In section 9.4.1, in the fourth and fifth paragraphs after the constraints, change both instances of ``IOSTAT= or a SIZE='' to ``IOSTAT=, SIZE=, or an ID=''.
Insert the following text at the end of section 9.4.3 before the final paragraph:
For an asynchronous data transfer, errors may occur either during execution of the data transfer statement or during subsequent data transfer. If these errors occur during the data transfer statement and do not result in termination of the program, then they will be detectable using ERR= and IOSTAT= specifiers in the data transfer statement.

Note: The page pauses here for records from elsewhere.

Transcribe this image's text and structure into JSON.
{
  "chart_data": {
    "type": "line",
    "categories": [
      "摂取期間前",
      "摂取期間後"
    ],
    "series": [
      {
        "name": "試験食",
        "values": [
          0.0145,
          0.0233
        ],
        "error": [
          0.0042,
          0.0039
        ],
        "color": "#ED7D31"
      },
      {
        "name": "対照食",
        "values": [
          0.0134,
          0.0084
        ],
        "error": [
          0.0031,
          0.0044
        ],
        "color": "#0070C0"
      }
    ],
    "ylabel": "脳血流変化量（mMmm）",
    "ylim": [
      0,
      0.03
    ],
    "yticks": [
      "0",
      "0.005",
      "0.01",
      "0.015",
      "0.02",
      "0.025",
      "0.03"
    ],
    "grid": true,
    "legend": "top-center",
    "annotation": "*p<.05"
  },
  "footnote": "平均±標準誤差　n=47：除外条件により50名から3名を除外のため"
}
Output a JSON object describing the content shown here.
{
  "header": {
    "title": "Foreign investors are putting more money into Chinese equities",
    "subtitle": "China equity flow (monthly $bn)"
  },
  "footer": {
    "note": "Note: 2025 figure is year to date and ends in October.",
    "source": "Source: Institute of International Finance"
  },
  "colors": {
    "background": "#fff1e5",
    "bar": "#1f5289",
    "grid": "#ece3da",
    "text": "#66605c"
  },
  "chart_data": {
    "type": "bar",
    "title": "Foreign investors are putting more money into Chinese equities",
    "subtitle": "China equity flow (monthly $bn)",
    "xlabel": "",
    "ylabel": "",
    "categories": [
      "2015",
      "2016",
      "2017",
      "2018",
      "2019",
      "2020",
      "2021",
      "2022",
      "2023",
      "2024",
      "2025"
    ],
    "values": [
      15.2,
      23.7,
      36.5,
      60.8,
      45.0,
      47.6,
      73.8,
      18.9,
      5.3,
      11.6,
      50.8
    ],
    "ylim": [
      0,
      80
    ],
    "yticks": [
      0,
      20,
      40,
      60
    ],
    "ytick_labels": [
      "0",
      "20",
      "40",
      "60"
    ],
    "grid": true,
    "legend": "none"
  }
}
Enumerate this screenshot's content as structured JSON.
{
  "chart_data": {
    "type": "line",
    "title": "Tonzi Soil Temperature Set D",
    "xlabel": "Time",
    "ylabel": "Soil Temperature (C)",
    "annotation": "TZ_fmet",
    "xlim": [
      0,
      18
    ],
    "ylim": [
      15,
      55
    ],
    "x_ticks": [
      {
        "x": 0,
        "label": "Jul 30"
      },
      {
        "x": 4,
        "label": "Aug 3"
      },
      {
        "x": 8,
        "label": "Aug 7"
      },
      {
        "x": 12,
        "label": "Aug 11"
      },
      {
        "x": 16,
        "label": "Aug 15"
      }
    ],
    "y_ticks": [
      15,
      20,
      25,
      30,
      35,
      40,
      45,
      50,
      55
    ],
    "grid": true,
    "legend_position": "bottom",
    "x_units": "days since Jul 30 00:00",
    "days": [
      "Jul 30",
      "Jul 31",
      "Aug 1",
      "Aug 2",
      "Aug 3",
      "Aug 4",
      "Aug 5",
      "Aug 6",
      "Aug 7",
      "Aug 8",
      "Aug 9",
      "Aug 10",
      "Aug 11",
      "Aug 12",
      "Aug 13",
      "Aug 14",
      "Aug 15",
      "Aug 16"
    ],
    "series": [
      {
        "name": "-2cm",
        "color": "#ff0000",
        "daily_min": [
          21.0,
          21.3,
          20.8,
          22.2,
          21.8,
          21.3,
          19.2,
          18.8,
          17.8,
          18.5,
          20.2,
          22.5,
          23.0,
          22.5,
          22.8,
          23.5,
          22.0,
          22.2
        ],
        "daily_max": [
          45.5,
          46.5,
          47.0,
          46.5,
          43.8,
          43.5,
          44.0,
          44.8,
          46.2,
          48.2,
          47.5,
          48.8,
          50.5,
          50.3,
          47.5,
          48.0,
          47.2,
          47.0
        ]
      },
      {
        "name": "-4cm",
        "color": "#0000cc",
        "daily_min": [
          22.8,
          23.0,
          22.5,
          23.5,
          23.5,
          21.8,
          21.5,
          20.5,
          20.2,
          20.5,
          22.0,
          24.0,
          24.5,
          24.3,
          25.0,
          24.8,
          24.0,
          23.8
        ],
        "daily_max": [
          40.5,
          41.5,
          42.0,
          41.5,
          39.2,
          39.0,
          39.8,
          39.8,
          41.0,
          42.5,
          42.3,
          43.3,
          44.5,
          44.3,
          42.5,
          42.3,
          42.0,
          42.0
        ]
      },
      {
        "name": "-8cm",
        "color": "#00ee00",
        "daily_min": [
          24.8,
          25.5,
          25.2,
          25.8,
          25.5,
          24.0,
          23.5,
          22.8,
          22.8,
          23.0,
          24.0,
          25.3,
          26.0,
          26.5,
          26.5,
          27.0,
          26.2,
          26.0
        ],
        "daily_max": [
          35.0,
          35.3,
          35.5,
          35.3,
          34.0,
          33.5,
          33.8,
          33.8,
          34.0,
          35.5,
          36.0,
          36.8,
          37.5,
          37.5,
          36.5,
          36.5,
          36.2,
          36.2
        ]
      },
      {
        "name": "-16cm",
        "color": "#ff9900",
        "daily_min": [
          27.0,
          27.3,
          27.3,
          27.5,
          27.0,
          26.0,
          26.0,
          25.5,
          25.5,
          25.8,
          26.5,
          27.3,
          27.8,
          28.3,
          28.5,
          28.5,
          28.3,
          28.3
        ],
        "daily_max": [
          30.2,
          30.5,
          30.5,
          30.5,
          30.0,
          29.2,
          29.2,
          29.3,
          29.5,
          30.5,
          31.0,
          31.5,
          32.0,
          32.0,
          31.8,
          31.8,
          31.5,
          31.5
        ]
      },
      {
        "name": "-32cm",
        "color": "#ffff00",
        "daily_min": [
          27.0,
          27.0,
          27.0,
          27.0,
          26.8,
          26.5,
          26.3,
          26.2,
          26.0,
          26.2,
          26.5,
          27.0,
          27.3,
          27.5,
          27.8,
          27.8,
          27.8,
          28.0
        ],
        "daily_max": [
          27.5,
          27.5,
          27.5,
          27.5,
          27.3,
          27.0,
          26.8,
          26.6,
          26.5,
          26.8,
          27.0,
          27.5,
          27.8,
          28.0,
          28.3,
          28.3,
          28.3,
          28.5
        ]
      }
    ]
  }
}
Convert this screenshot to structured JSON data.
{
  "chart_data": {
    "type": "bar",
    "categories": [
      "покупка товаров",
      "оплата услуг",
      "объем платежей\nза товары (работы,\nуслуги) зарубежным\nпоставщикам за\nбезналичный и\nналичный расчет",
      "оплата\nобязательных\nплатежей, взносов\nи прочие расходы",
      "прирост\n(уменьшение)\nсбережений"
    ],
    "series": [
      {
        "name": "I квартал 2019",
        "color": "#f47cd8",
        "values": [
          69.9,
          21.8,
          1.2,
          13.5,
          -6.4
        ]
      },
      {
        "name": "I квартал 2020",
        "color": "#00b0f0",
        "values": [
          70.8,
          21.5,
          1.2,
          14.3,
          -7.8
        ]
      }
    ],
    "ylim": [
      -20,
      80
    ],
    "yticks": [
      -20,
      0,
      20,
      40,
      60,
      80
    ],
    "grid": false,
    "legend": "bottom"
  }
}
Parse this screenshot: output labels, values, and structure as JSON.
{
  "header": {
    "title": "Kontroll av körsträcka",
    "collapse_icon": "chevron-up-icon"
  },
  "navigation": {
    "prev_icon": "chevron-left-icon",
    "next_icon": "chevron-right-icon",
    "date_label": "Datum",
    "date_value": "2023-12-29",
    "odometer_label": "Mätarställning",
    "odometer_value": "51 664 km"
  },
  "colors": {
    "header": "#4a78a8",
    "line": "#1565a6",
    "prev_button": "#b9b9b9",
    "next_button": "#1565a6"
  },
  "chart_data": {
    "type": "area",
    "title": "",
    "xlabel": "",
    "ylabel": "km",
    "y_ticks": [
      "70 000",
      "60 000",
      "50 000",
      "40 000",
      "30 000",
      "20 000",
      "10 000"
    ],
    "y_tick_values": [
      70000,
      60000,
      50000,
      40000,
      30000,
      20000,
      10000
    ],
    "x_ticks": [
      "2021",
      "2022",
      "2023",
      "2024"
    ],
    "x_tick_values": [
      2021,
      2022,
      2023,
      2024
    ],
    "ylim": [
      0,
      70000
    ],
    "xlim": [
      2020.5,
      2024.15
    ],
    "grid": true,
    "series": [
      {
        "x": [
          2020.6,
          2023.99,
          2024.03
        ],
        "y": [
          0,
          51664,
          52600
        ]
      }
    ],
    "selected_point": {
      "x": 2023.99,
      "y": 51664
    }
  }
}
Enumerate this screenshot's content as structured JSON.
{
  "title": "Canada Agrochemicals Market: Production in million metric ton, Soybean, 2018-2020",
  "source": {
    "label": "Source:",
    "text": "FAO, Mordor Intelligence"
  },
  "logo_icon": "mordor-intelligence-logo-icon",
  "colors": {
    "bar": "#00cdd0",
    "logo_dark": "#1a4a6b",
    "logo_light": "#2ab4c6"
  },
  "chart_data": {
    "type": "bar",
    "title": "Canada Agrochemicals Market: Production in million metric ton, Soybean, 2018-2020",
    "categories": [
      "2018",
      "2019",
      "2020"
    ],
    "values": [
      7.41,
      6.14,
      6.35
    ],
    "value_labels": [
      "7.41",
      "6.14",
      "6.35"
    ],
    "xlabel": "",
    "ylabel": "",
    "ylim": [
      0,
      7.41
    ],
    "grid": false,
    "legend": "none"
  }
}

If these error conditions occur during subsequent data transfer and do not result in termination of the program, then they will be detectable using ERR= and IOSTAT= specifiers in the matching WAIT statement.
In the paragraph at the end of section 9.4.3, change the first occurrence of ``execution'' to read ``execution or subsequent data transfer.''
To section 9.4.4, add the following paragraphs:
For asynchronous data transfers steps 1-8 correspond to both the asynchronous data transfer statement and the matching WAIT statement. Steps 4-7 may occur asynchronously with program execution. If an implementation does not support asynchronous data transfers then steps 1-8 may be performed by the asynchronous data transfer statement. The matching WAIT statement shall still be executed, the only effect being to return status information.Any variable that appears as an input-item or output-item in an asynchronous data transfer statement, or that is associated with such a variable, shall not be referenced, become defined, or become undefined until the execution of the matching WAIT statement. However, it is allowed for a pointer to become associated with such a variable.
Multiple outstanding asynchronous data transfer operations (READ or WRITE) are allowed; however, no two WRITE operations may use the same unit and record number without an intervening WAIT.
READ(10,ID=IDNUM,REC=10) I,A(I)
is conforming and has the same input behavior as a synchronous READ. (End of advice to users.)
In section 9, change ``and INQUIRE statements'' to ``, INQUIRE, and WAIT statements''.
In section 9.6.1.14, add the following sentence as the last sentence of the paragraph:
If there are outstanding data transfer operations for the specified unit, the value assigned to the NEXTREC= specifier is computed as if all the outstanding data transfers had already completed, in the order in which they were issued.
To section 9.6.1, rule R924 inquire-spec, add
or ID = scalar-default-int-variable
or PENDING = scalar-default-logical-variable
and also add the constraints
- The ID= and PENDING= specifiers shall not appear in an INQUIRE statement if the FILE= specifier is present.
- If either an ID= specifier or a PENDING= specifier is present, then both shall be present.
Add a new section after 9.6.1.22, entitled ``ID= and PENDING= specifiers in the INQUIRE statement'', containing the following paragraph:
If an ID= specifier is present in an INQUIRE statement, then the variable specified in the PENDING= specifier is assigned the value true if the data transfer identified by the ID= specifier for the specified unit has not yet completed. In all other cases, the variable specified in the PENDING= specifier is set to false.